De cara a las elecciones, preocupan en especial un problema político-institucional y otro que se vincula con la capacidad y sensibilidad de quienes van en pos de la presidencia –y de sus fuerzas políticas– para sintonizar con la población.
En cuanto al primer asunto, es probable que quien gane en segunda vuelta obtenga una primera mayoría en el Congreso, pero estará lejos de la mayoría absoluta. Esto obligará a que deba pensar seriamente en establecer alianzas; de lo contrario, correrá el riesgo de pasar por el machete de la vacancia. ¿Qué tipo de alianza se empeñarán en formar quienes están hoy en carrera? Esto es: ¿quiénes reasentarán una alianza depredadora, como la que ha gobernado los últimos cuatro años? ¿Y quiénes, por el contrario, serán capaces de armarla en torno a un programa mínimo que –con la orientación que sea– se proponga gobernar y no privatizar y desmantelar aún más el Estado?
Resolver este primer escollo será crucial para romper la inercia del fraccionamiento político y las crisis recurrentes. Solucionar este desafío es condición indispensable para gobernar con eficiencia. Abordar este reto es imprescindible, incluso por razones pragmáticas.
El segundo problema tiene relación con la sintonía de las fuerzas políticas con la opinión pública. Las candidaturas de derecha están poniendo especial énfasis en la inseguridad y la delincuencia, asunto hoy prioritario sobre todo para la ciudadanía urbana. Para hacerla breve, la propuesta de sus representantes políticos, hasta ahora, es la “mano dura”. Rafael López Aliaga, de Renovación Popular, propuso en CADE el retiro de la Corte Interamericana, jueces sin rostro, “cárceles modelo Sepa” e inversión en inteligencia, entre otras iniciativas.
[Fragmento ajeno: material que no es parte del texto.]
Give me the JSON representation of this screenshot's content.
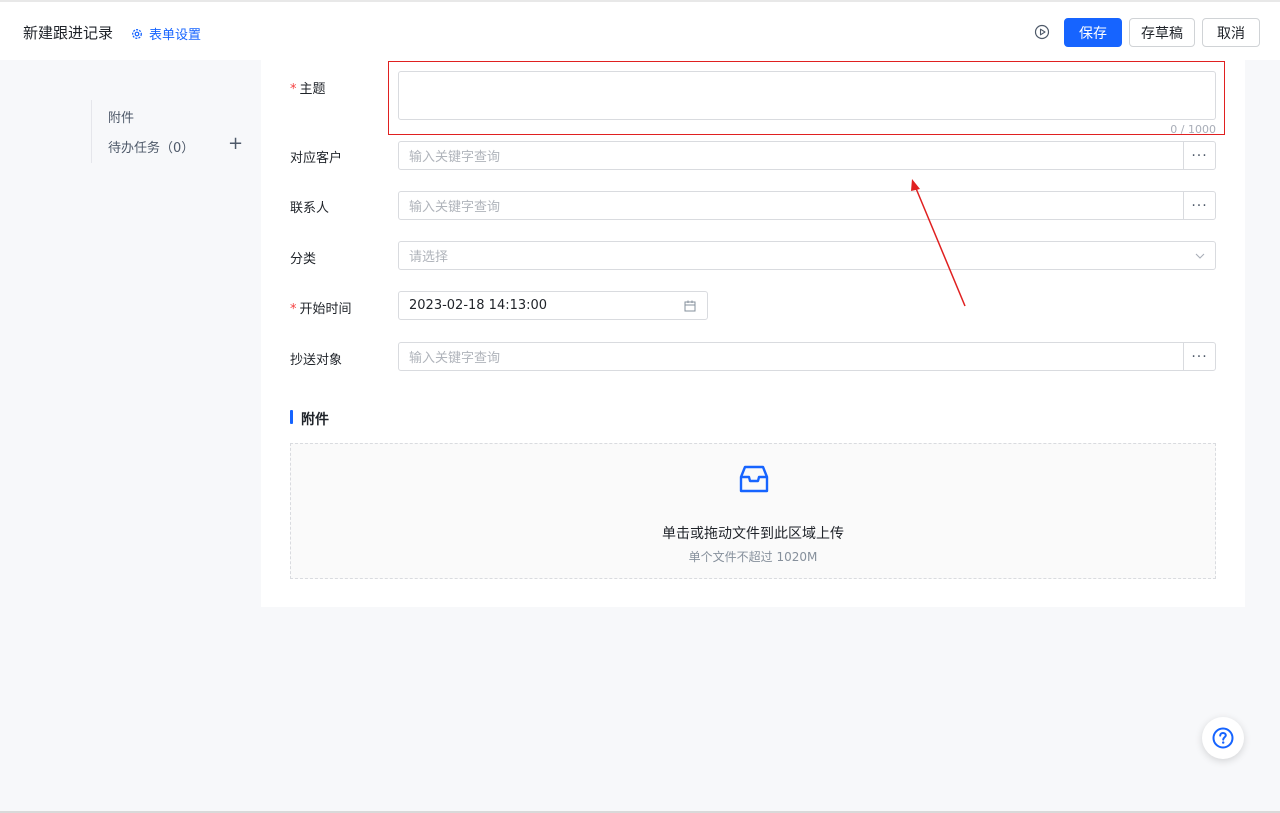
{
  "header": {
    "title": "新建跟进记录",
    "form_settings": "表单设置",
    "save": "保存",
    "draft": "存草稿",
    "cancel": "取消"
  },
  "sidenav": {
    "items": [
      {
        "label": "附件"
      },
      {
        "label": "待办任务（0）"
      }
    ],
    "add_symbol": "+"
  },
  "form": {
    "required_mark": "*",
    "subject": {
      "label": "主题",
      "value": "",
      "counter": "0 / 1000"
    },
    "customer": {
      "label": "对应客户",
      "placeholder": "输入关键字查询"
    },
    "contact": {
      "label": "联系人",
      "placeholder": "输入关键字查询"
    },
    "category": {
      "label": "分类",
      "placeholder": "请选择"
    },
    "start_time": {
      "label": "开始时间",
      "value": "2023-02-18 14:13:00"
    },
    "cc": {
      "label": "抄送对象",
      "placeholder": "输入关键字查询"
    },
    "more_symbol": "···"
  },
  "attachments": {
    "title": "附件",
    "drop_text": "单击或拖动文件到此区域上传",
    "drop_hint": "单个文件不超过 1020M"
  },
  "colors": {
    "accent": "#1664ff",
    "annotation": "#e02020"
  }
}
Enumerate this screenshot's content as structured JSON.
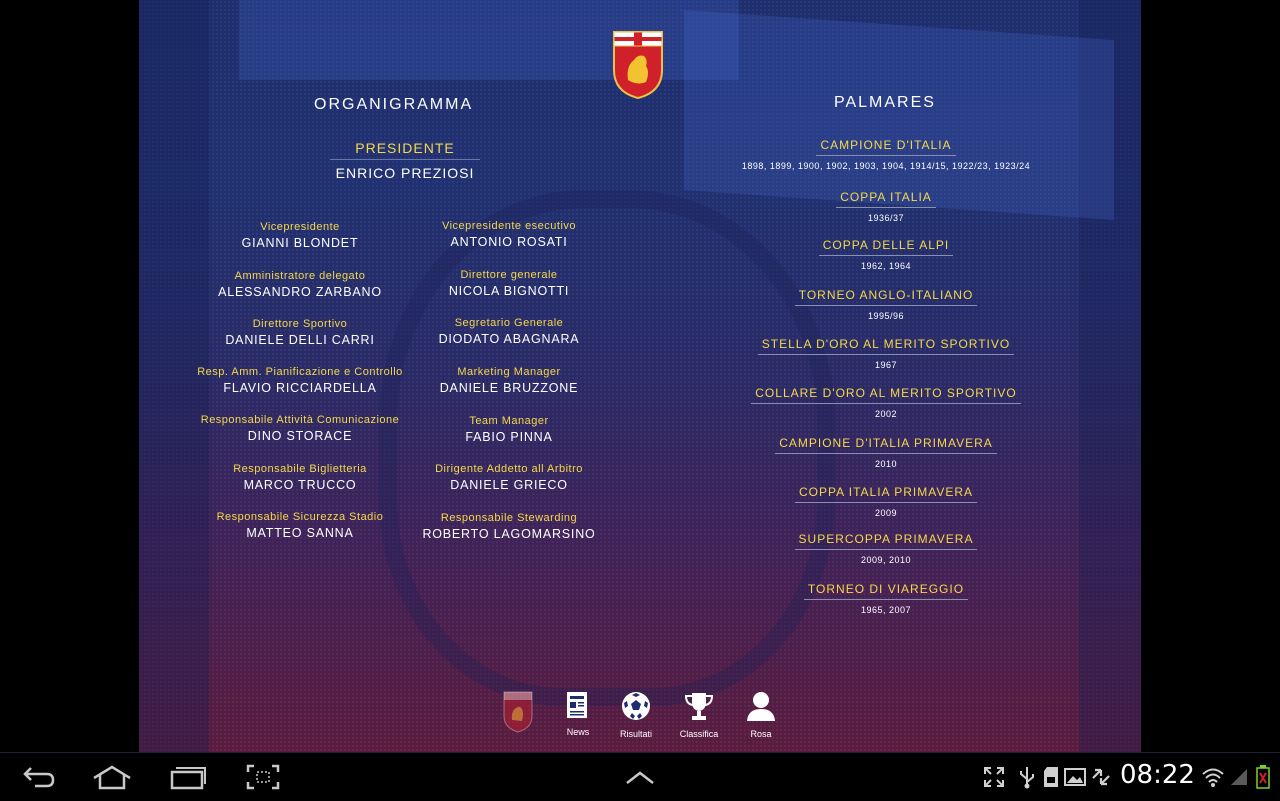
{
  "organigramma": {
    "heading": "ORGANIGRAMMA",
    "president": {
      "title": "PRESIDENTE",
      "name": "ENRICO PREZIOSI"
    },
    "left": [
      {
        "role": "Vicepresidente",
        "name": "GIANNI BLONDET"
      },
      {
        "role": "Amministratore delegato",
        "name": "ALESSANDRO ZARBANO"
      },
      {
        "role": "Direttore Sportivo",
        "name": "DANIELE DELLI CARRI"
      },
      {
        "role": "Resp. Amm. Pianificazione e Controllo",
        "name": "FLAVIO RICCIARDELLA"
      },
      {
        "role": "Responsabile  Attività Comunicazione",
        "name": "DINO STORACE"
      },
      {
        "role": "Responsabile Biglietteria",
        "name": "MARCO TRUCCO"
      },
      {
        "role": "Responsabile Sicurezza Stadio",
        "name": "MATTEO SANNA"
      }
    ],
    "right": [
      {
        "role": "Vicepresidente esecutivo",
        "name": "ANTONIO ROSATI"
      },
      {
        "role": "Direttore generale",
        "name": "NICOLA BIGNOTTI"
      },
      {
        "role": "Segretario Generale",
        "name": "DIODATO ABAGNARA"
      },
      {
        "role": "Marketing Manager",
        "name": "DANIELE BRUZZONE"
      },
      {
        "role": "Team Manager",
        "name": "FABIO PINNA"
      },
      {
        "role": "Dirigente Addetto all Arbitro",
        "name": "DANIELE GRIECO"
      },
      {
        "role": "Responsabile Stewarding",
        "name": "ROBERTO LAGOMARSINO"
      }
    ]
  },
  "palmares": {
    "heading": "PALMARES",
    "items": [
      {
        "title": "CAMPIONE D'ITALIA",
        "years": "1898, 1899, 1900, 1902, 1903, 1904, 1914/15, 1922/23, 1923/24"
      },
      {
        "title": "COPPA ITALIA",
        "years": "1936/37"
      },
      {
        "title": "COPPA DELLE ALPI",
        "years": "1962, 1964"
      },
      {
        "title": "TORNEO ANGLO-ITALIANO",
        "years": "1995/96"
      },
      {
        "title": "STELLA D'ORO AL MERITO SPORTIVO",
        "years": "1967"
      },
      {
        "title": "COLLARE D'ORO AL MERITO SPORTIVO",
        "years": "2002"
      },
      {
        "title": "CAMPIONE D'ITALIA PRIMAVERA",
        "years": "2010"
      },
      {
        "title": "COPPA ITALIA PRIMAVERA",
        "years": "2009"
      },
      {
        "title": "SUPERCOPPA PRIMAVERA",
        "years": "2009, 2010"
      },
      {
        "title": "TORNEO DI VIAREGGIO",
        "years": "1965, 2007"
      }
    ]
  },
  "bottom_nav": {
    "items": [
      {
        "icon": "club-crest-icon",
        "label": ""
      },
      {
        "icon": "news-icon",
        "label": "News"
      },
      {
        "icon": "football-icon",
        "label": "Risultati"
      },
      {
        "icon": "trophy-icon",
        "label": "Classifica"
      },
      {
        "icon": "person-icon",
        "label": "Rosa"
      }
    ]
  },
  "system_bar": {
    "time": "08:22",
    "icons": [
      "back-icon",
      "home-icon",
      "recent-apps-icon",
      "screenshot-icon",
      "up-arrow-icon",
      "fullscreen-icon",
      "usb-icon",
      "sd-card-icon",
      "image-icon",
      "sync-icon",
      "wifi-icon",
      "signal-icon",
      "battery-icon"
    ]
  },
  "colors": {
    "accent": "#f5d84a",
    "text": "#ffffff",
    "bg_top": "#1d2d6e",
    "bg_bottom": "#5a1b3e",
    "crest_red": "#d0202a"
  }
}
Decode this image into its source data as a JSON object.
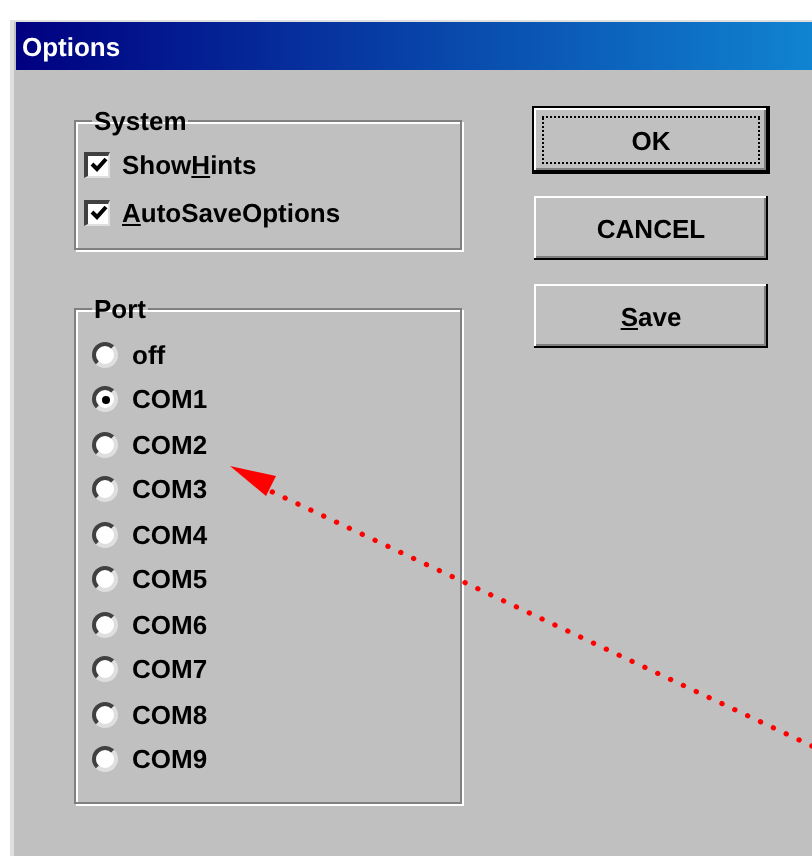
{
  "window": {
    "title": "Options"
  },
  "system": {
    "title": "System",
    "options": [
      {
        "before": "Show",
        "mnemonic": "H",
        "after": "ints",
        "checked": true
      },
      {
        "mnemonic": "A",
        "after": "utoSaveOptions",
        "checked": true
      }
    ]
  },
  "port": {
    "title": "Port",
    "options": [
      {
        "label": "off",
        "selected": false
      },
      {
        "label": "COM1",
        "selected": true
      },
      {
        "label": "COM2",
        "selected": false
      },
      {
        "label": "COM3",
        "selected": false
      },
      {
        "label": "COM4",
        "selected": false
      },
      {
        "label": "COM5",
        "selected": false
      },
      {
        "label": "COM6",
        "selected": false
      },
      {
        "label": "COM7",
        "selected": false
      },
      {
        "label": "COM8",
        "selected": false
      },
      {
        "label": "COM9",
        "selected": false
      }
    ]
  },
  "buttons": [
    {
      "label": "OK",
      "default": true
    },
    {
      "label": "CANCEL",
      "default": false
    },
    {
      "mnemonic": "S",
      "after": "ave",
      "default": false
    }
  ]
}
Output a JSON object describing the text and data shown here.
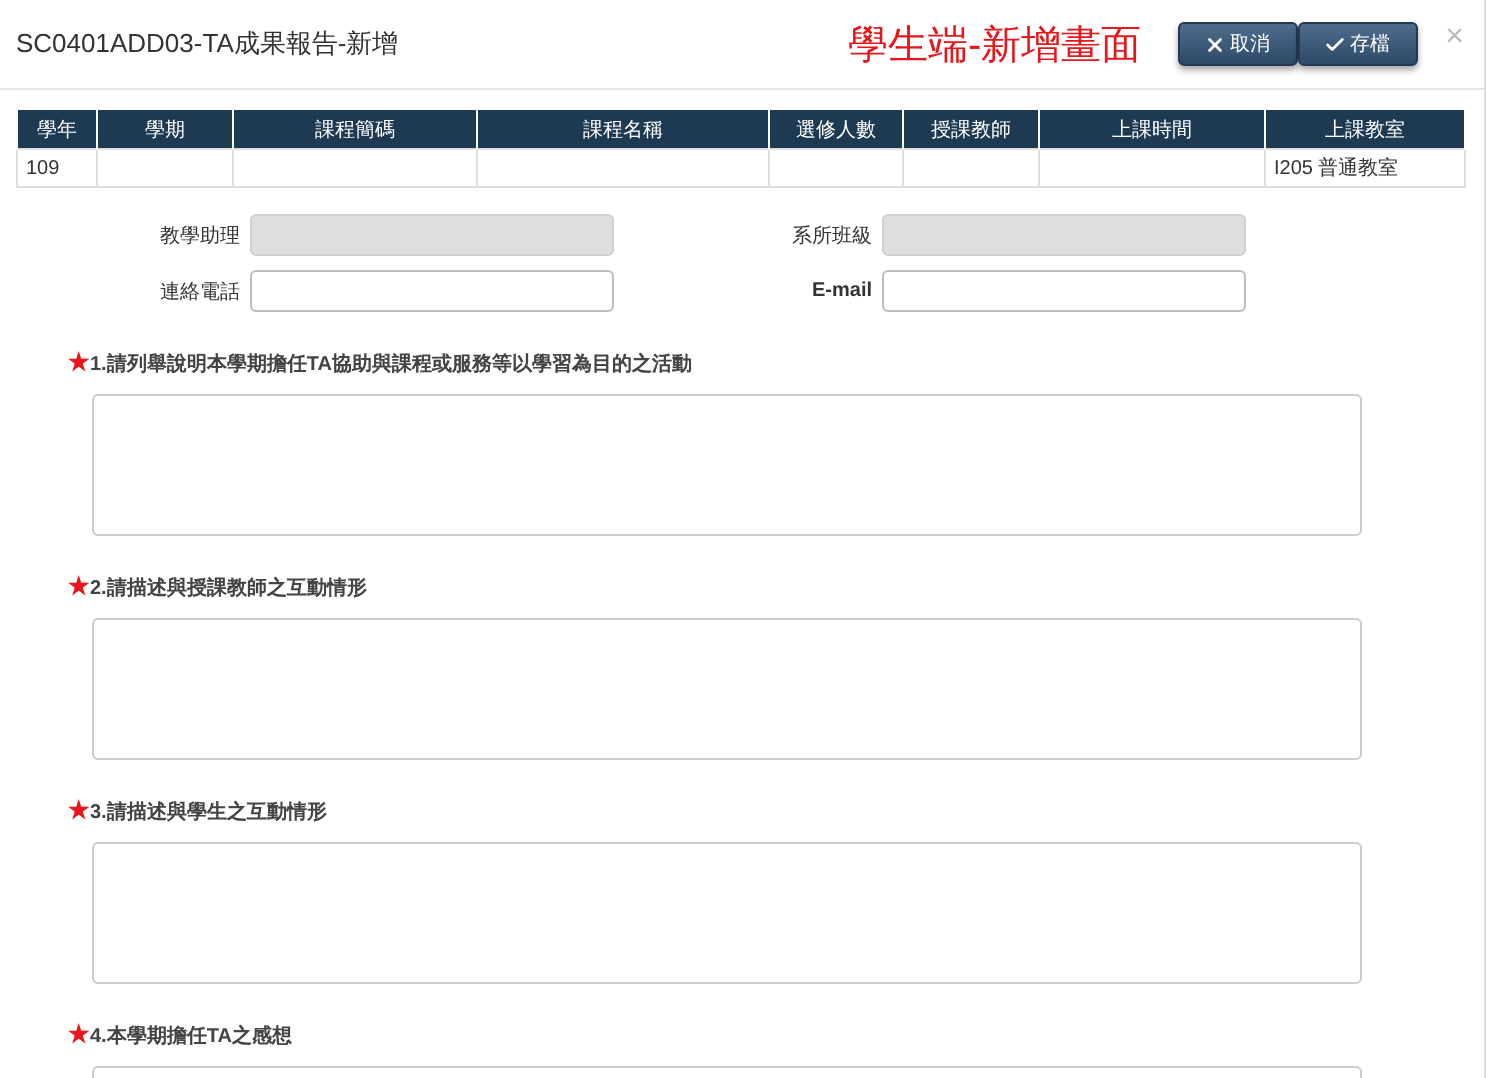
{
  "window": {
    "title": "SC0401ADD03-TA成果報告-新增",
    "annotation": "學生端-新增畫面",
    "close": "×"
  },
  "buttons": [
    {
      "kind": "cancel",
      "label": "取消"
    },
    {
      "kind": "save",
      "label": "存檔"
    }
  ],
  "table": {
    "columns": [
      "學年",
      "學期",
      "課程簡碼",
      "課程名稱",
      "選修人數",
      "授課教師",
      "上課時間",
      "上課教室"
    ],
    "rows": [
      [
        "109",
        "",
        "",
        "",
        "",
        "",
        "",
        "I205 普通教室"
      ]
    ]
  },
  "fields": [
    {
      "label": "教學助理",
      "disabled": true
    },
    {
      "label": "系所班級",
      "disabled": true
    },
    {
      "label": "連絡電話",
      "disabled": false
    },
    {
      "label": "E-mail",
      "disabled": false
    }
  ],
  "questions": [
    {
      "mark": "★",
      "label": "1.請列舉說明本學期擔任TA協助與課程或服務等以學習為目的之活動"
    },
    {
      "mark": "★",
      "label": "2.請描述與授課教師之互動情形"
    },
    {
      "mark": "★",
      "label": "3.請描述與學生之互動情形"
    },
    {
      "mark": "★",
      "label": "4.本學期擔任TA之感想"
    }
  ]
}
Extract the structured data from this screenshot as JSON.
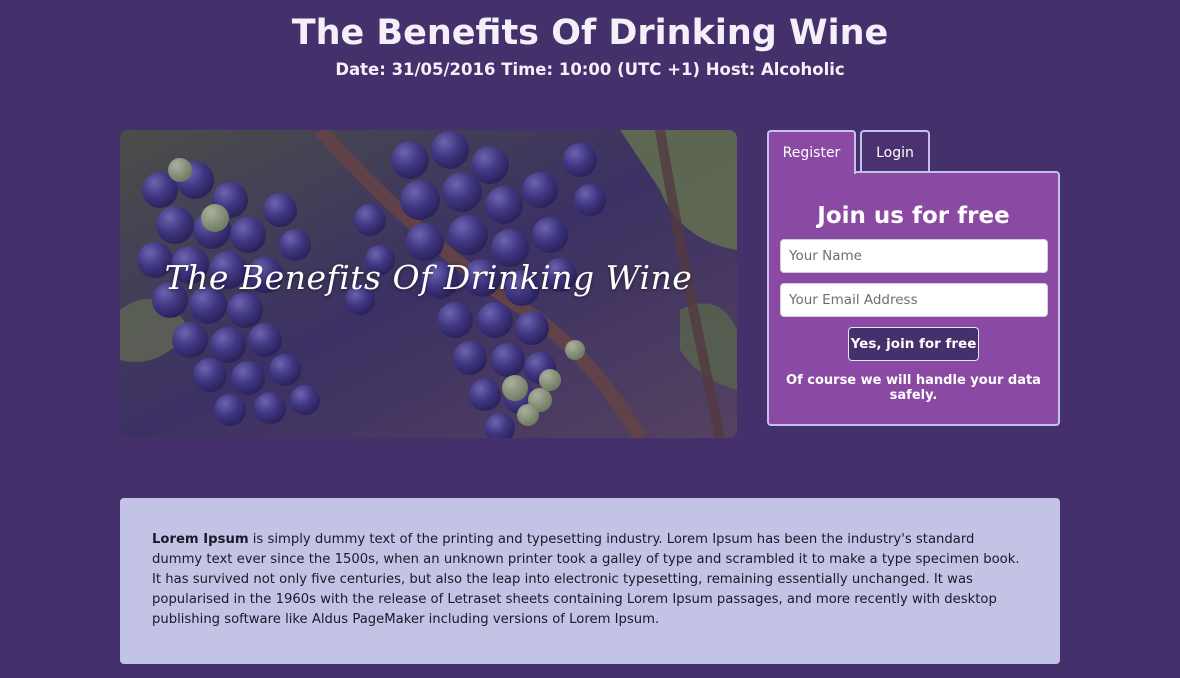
{
  "header": {
    "title": "The Benefits Of Drinking Wine",
    "subtitle": "Date: 31/05/2016 Time: 10:00 (UTC +1) Host: Alcoholic"
  },
  "hero": {
    "title": "The Benefits Of Drinking Wine"
  },
  "tabs": [
    {
      "label": "Register",
      "active": true
    },
    {
      "label": "Login",
      "active": false
    }
  ],
  "form": {
    "title": "Join us for free",
    "name_placeholder": "Your Name",
    "email_placeholder": "Your Email Address",
    "submit_label": "Yes, join for free",
    "note": "Of course we will handle your data safely."
  },
  "content": {
    "lead": "Lorem Ipsum",
    "body": " is simply dummy text of the printing and typesetting industry. Lorem Ipsum has been the industry's standard dummy text ever since the 1500s, when an unknown printer took a galley of type and scrambled it to make a type specimen book. It has survived not only five centuries, but also the leap into electronic typesetting, remaining essentially unchanged. It was popularised in the 1960s with the release of Letraset sheets containing Lorem Ipsum passages, and more recently with desktop publishing software like Aldus PageMaker including versions of Lorem Ipsum."
  },
  "colors": {
    "page_bg": "#44306a",
    "form_bg": "#8a4aa3",
    "content_bg": "#c3c3e6",
    "button_bg": "#44306a"
  }
}
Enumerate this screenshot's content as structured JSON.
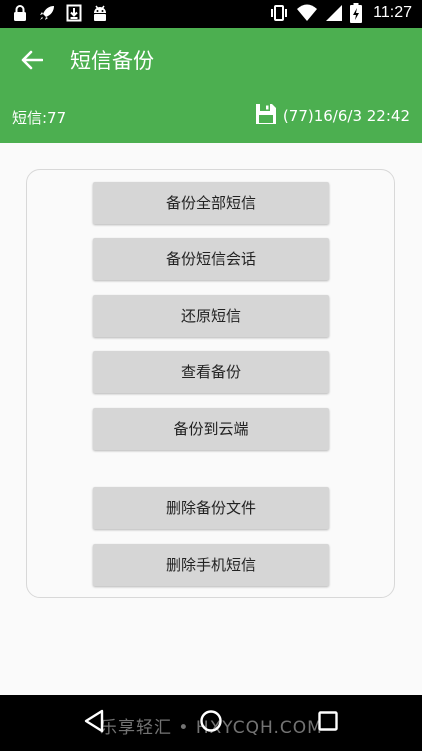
{
  "status_bar": {
    "time": "11:27",
    "icons_left": [
      "lock-icon",
      "rocket-icon",
      "download-icon",
      "android-icon"
    ],
    "icons_right": [
      "vibrate-icon",
      "wifi-icon",
      "signal-icon",
      "battery-charging-icon"
    ]
  },
  "app_bar": {
    "title": "短信备份",
    "sms_count": "短信:77",
    "backup_info": "(77)16/6/3 22:42",
    "color": "#4caf50"
  },
  "buttons": {
    "backup_all": "备份全部短信",
    "backup_conversation": "备份短信会话",
    "restore": "还原短信",
    "view_backup": "查看备份",
    "backup_cloud": "备份到云端",
    "delete_backup_file": "删除备份文件",
    "delete_phone_sms": "删除手机短信"
  },
  "watermark": "乐享轻汇 • HXYCQH.COM"
}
¿Qué plantean las candidaturas de centro y las de izquierda? En CADE también, Alfonso López Chau, de Ahora Nación, adelantó propuestas como reformar la policía y el sistema judicial, parte de una tarea que calificó como “recuperación moral” para recobrar la confianza en las instituciones.
Más allá de los cálculos electorales, en la lucha tanto contra la atosigante extorsión y el sicariato como contra el narcotráfico, la trata de personas, y la tala y la minería ilegales, quien asuma la presidencia deberá enfrentarse a mercados ilegales de alcance transnacional y resolver el vínculo de estos con la corrupción que afecta a instancias estatales. Acaso tendrá que hilar más fino, pues difícilmente la salida se encuentre, excluyentemente, entre las limitaciones de la “mano dura” y las generalidades de la “recuperación moral”.